Riecke, B., Cunningham, D., & Bülthoff, H. (2006). Spatial updating in virtual reality: the sufficiency of visual information. Psychological Research, 71(3), 298-313. doi:10.1007/s00426-006-0085-z.


Cite as: http://hdl.handle.net/11858/00-001M-0000-0013-D037-E
Abstract
Robust and effortless spatial orientation critically relies on “automatic and obligatory spatial updating”, a largely automatized and reflex-like process that transforms our mental egocentric representation of the immediate surroundings during ego-motions. A rapid pointing paradigm was used to assess automatic/obligatory spatial updating after visually displayed upright rotations with or without concomitant physical rotations using a motion platform. Visual stimuli displaying a natural, subject-known scene proved sufficient for enabling automatic and obligatory spatial updating, irrespective of concurrent physical motions.
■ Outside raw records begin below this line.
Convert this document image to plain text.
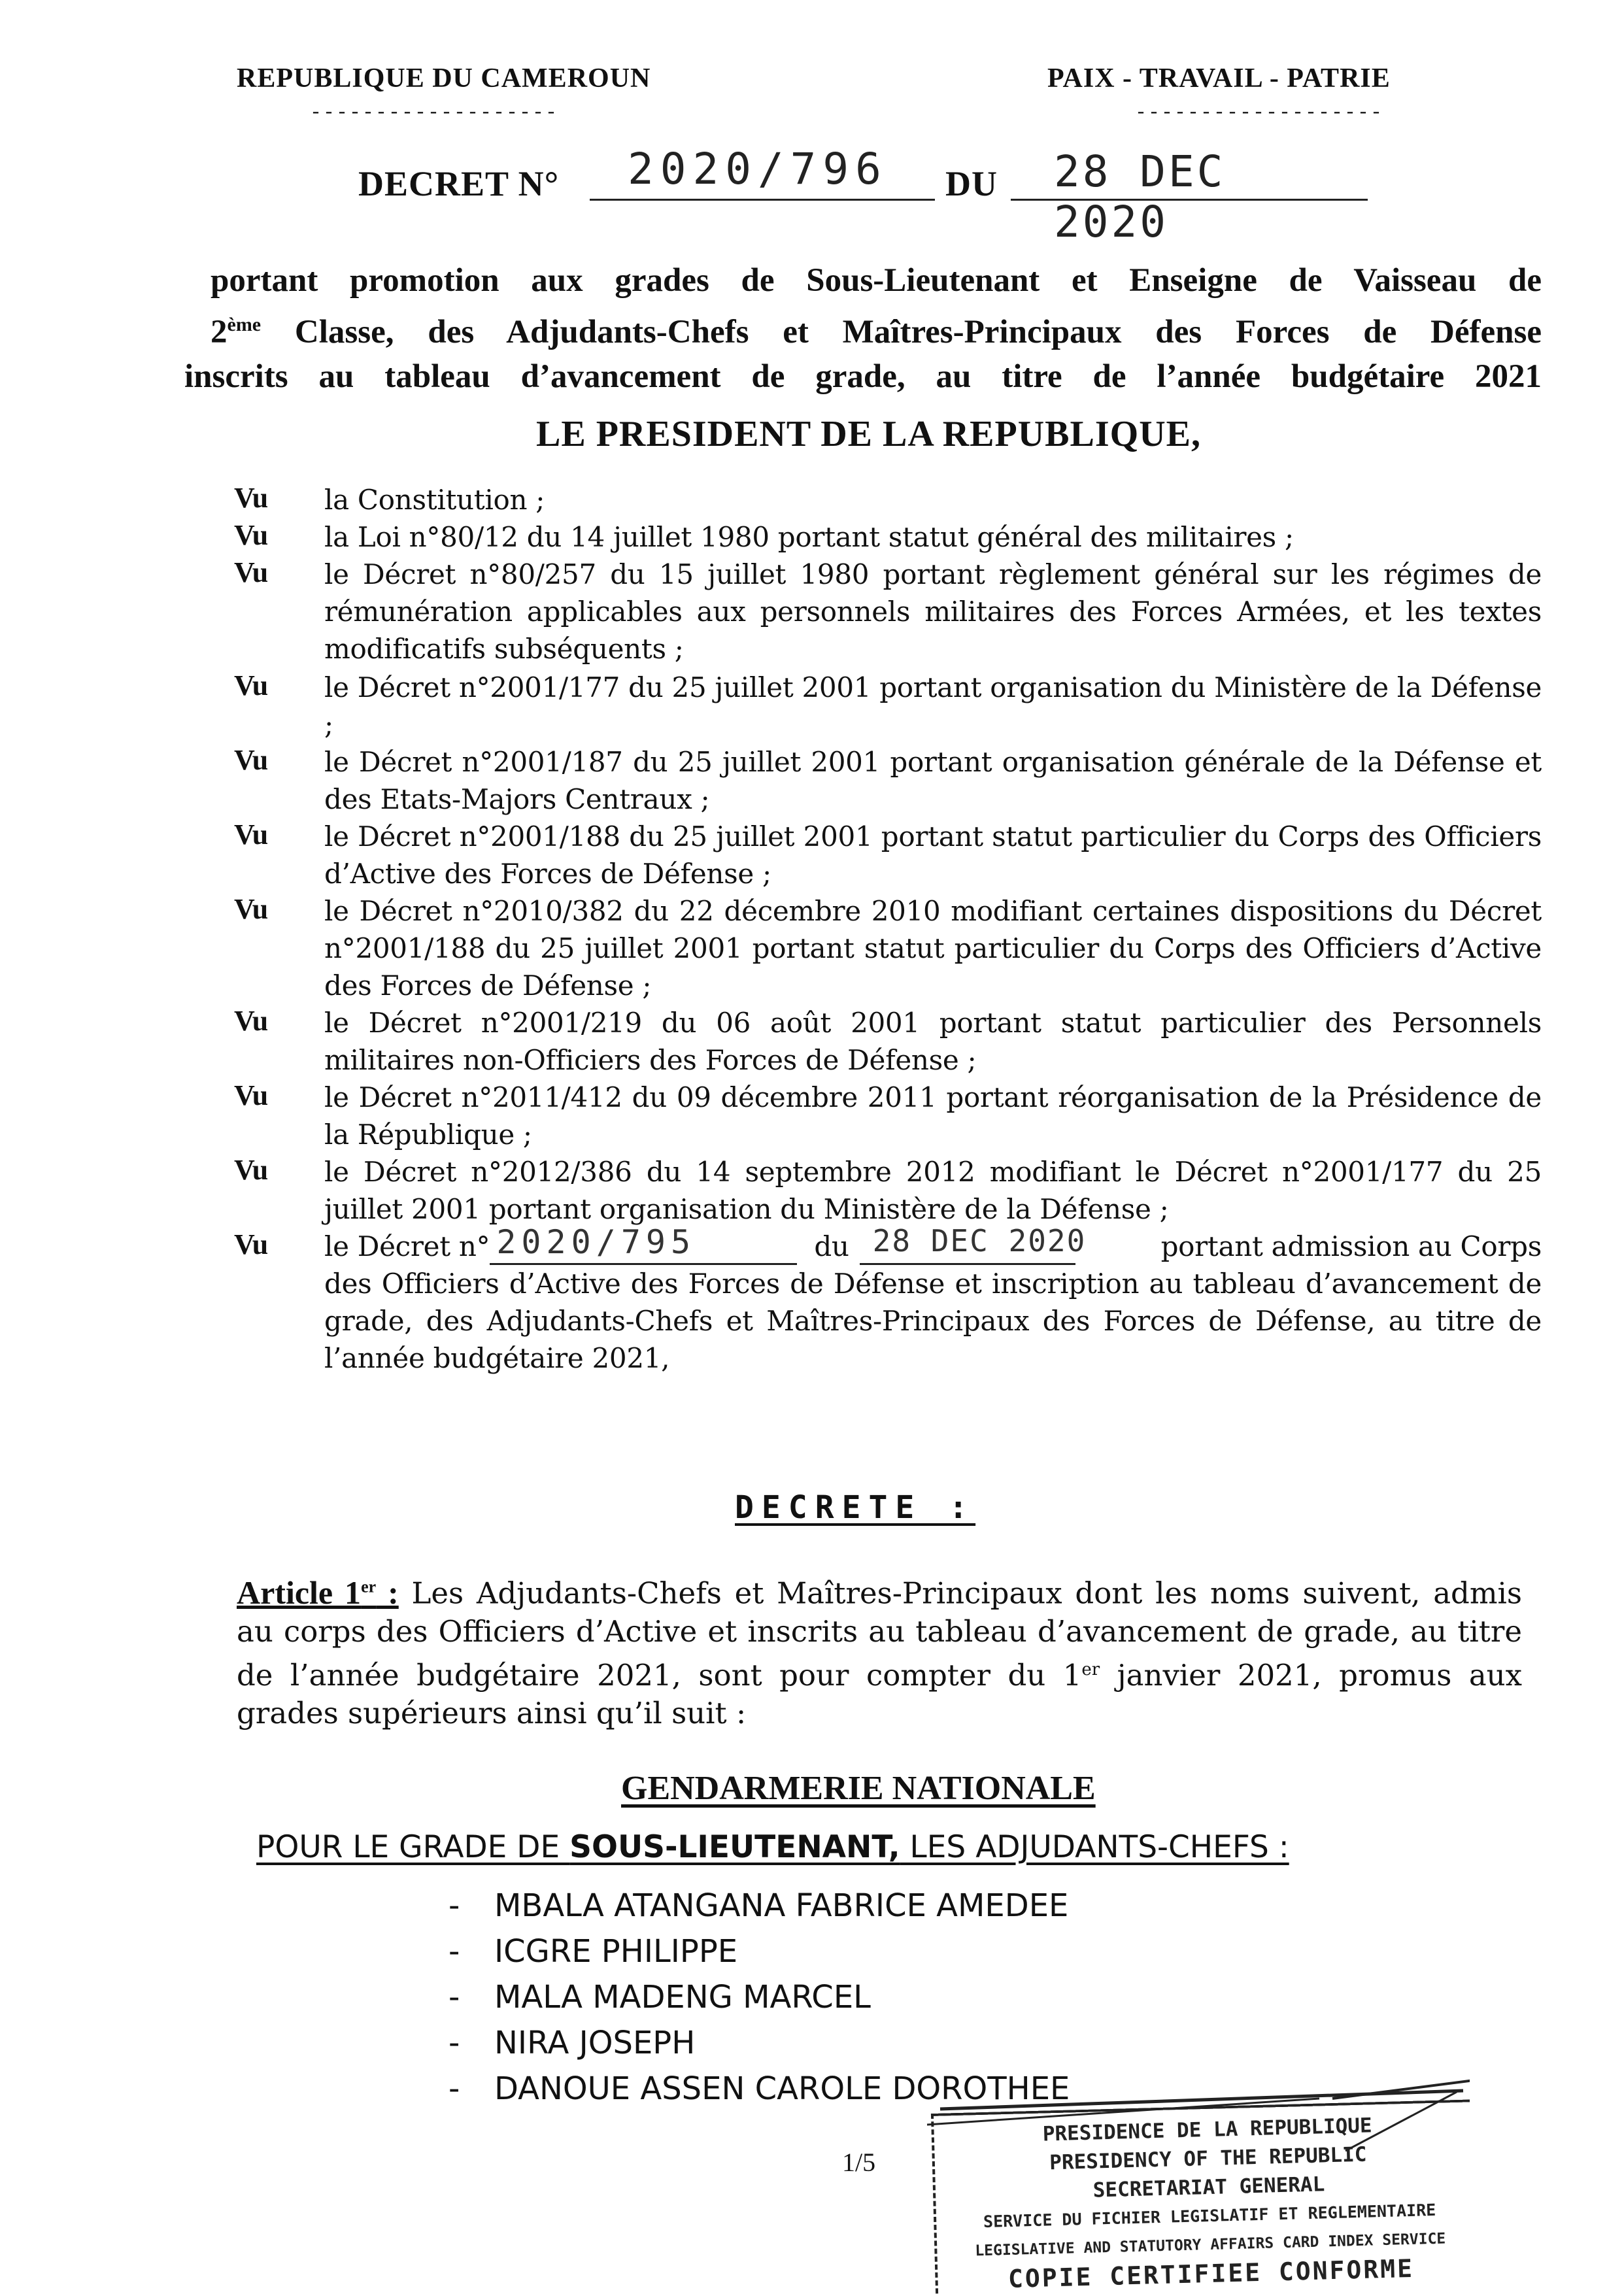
REPUBLIQUE DU CAMEROUN
-------------------
PAIX - TRAVAIL - PATRIE
-------------------
DECRET N° 2020/796 DU 28 DEC 2020
portant promotion aux grades de Sous-Lieutenant et Enseigne de Vaisseau de
2ème Classe, des Adjudants-Chefs et Maîtres-Principaux des Forces de Défense
inscrits au tableau d’avancement de grade, au titre de l’année budgétaire 2021
LE PRESIDENT DE LA REPUBLIQUE,
Vu	la Constitution ;
Vu	la Loi n°80/12 du 14 juillet 1980 portant statut général des militaires ;
Vu	le Décret n°80/257 du 15 juillet 1980 portant règlement général sur les régimes de rémunération applicables aux personnels militaires des Forces Armées, et les textes modificatifs subséquents ;
Vu	le Décret n°2001/177 du 25 juillet 2001 portant organisation du Ministère de la Défense ;
Vu	le Décret n°2001/187 du 25 juillet 2001 portant organisation générale de la Défense et des Etats-Majors Centraux ;
Vu	le Décret n°2001/188 du 25 juillet 2001 portant statut particulier du Corps des Officiers d’Active des Forces de Défense ;
Vu	le Décret n°2010/382 du 22 décembre 2010 modifiant certaines dispositions du Décret n°2001/188 du 25 juillet 2001 portant statut particulier du Corps des Officiers d’Active des Forces de Défense ;
Vu	le Décret n°2001/219 du 06 août 2001 portant statut particulier des Personnels militaires non-Officiers des Forces de Défense ;
Vu	le Décret n°2011/412 du 09 décembre 2011 portant réorganisation de la Présidence de la République ;
Vu	le Décret n°2012/386 du 14 septembre 2012 modifiant le Décret n°2001/177 du 25 juillet 2001 portant organisation du Ministère de la Défense ;
Vu	le Décret n° 2020/795	du 28 DEC 2020	portant admission au Corps
des Officiers d’Active des Forces de Défense et inscription au tableau d’avancement de grade, des Adjudants-Chefs et Maîtres-Principaux des Forces de Défense, au titre de l’année budgétaire 2021,
DECRETE :
Article 1er : Les Adjudants-Chefs et Maîtres-Principaux dont les noms suivent, admis au corps des Officiers d’Active et inscrits au tableau d’avancement de grade, au titre de l’année budgétaire 2021, sont pour compter du 1er janvier 2021, promus aux grades supérieurs ainsi qu’il suit :
GENDARMERIE NATIONALE
POUR LE GRADE DE SOUS-LIEUTENANT, LES ADJUDANTS-CHEFS :
- MBALA ATANGANA FABRICE AMEDEE
- ICGRE PHILIPPE
- MALA MADENG MARCEL
- NIRA JOSEPH
- DANOUE ASSEN CAROLE DOROTHEE
1/5
PRESIDENCE DE LA REPUBLIQUE
PRESIDENCY OF THE REPUBLIC
SECRETARIAT GENERAL
SERVICE DU FICHIER LEGISLATIF ET REGLEMENTAIRE
LEGISLATIVE AND STATUTORY AFFAIRS CARD INDEX SERVICE
COPIE CERTIFIEE CONFORME
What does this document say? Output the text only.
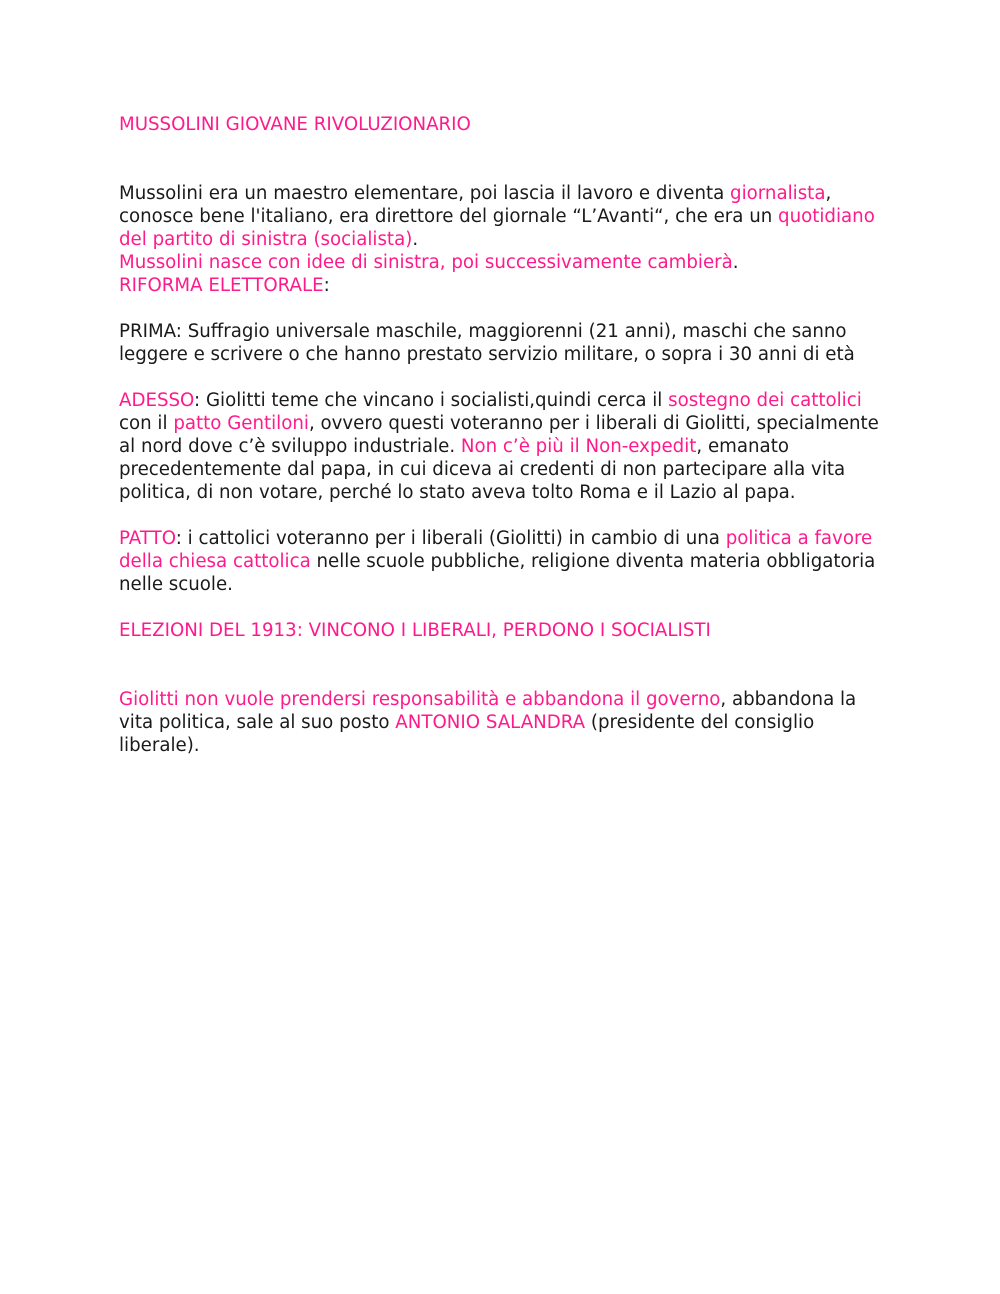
MUSSOLINI GIOVANE RIVOLUZIONARIO

Mussolini era un maestro elementare, poi lascia il lavoro e diventa giornalista, conosce bene l'italiano, era direttore del giornale “L’Avanti“, che era un quotidiano del partito di sinistra (socialista).

Mussolini nasce con idee di sinistra, poi successivamente cambierà.

RIFORMA ELETTORALE:

PRIMA: Suffragio universale maschile, maggiorenni (21 anni), maschi che sanno leggere e scrivere o che hanno prestato servizio militare, o sopra i 30 anni di età

ADESSO: Giolitti teme che vincano i socialisti,quindi cerca il sostegno dei cattolici con il patto Gentiloni, ovvero questi voteranno per i liberali di Giolitti, specialmente al nord dove c’è sviluppo industriale. Non c’è più il Non-expedit, emanato precedentemente dal papa, in cui diceva ai credenti di non partecipare alla vita politica, di non votare, perché lo stato aveva tolto Roma e il Lazio al papa.

PATTO: i cattolici voteranno per i liberali (Giolitti) in cambio di una politica a favore della chiesa cattolica nelle scuole pubbliche, religione diventa materia obbligatoria nelle scuole.

ELEZIONI DEL 1913: VINCONO I LIBERALI, PERDONO I SOCIALISTI

Giolitti non vuole prendersi responsabilità e abbandona il governo, abbandona la vita politica, sale al suo posto ANTONIO SALANDRA (presidente del consiglio liberale).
This challenges the prevailing notion that visual cues alone are insufficient for enabling such spatial updating of rotations, and that vestibular/proprioceptive cues are both required and sufficient. Displaying optic flow devoid of landmarks during the motion and pointing phase was insufficient for enabling automatic spatial updating, but could not be entirely ignored either. Interestingly, additional physical motion cues hardly improved performance, and were insufficient for affording automatic spatial updating. The results are discussed in the context of the mental transformation hypothesis and the sensorimotor interference hypothesis, which associates difficulties in imagined perspective switches to interference between the sensorimotor and cognitive (to-be-imagined) perspective.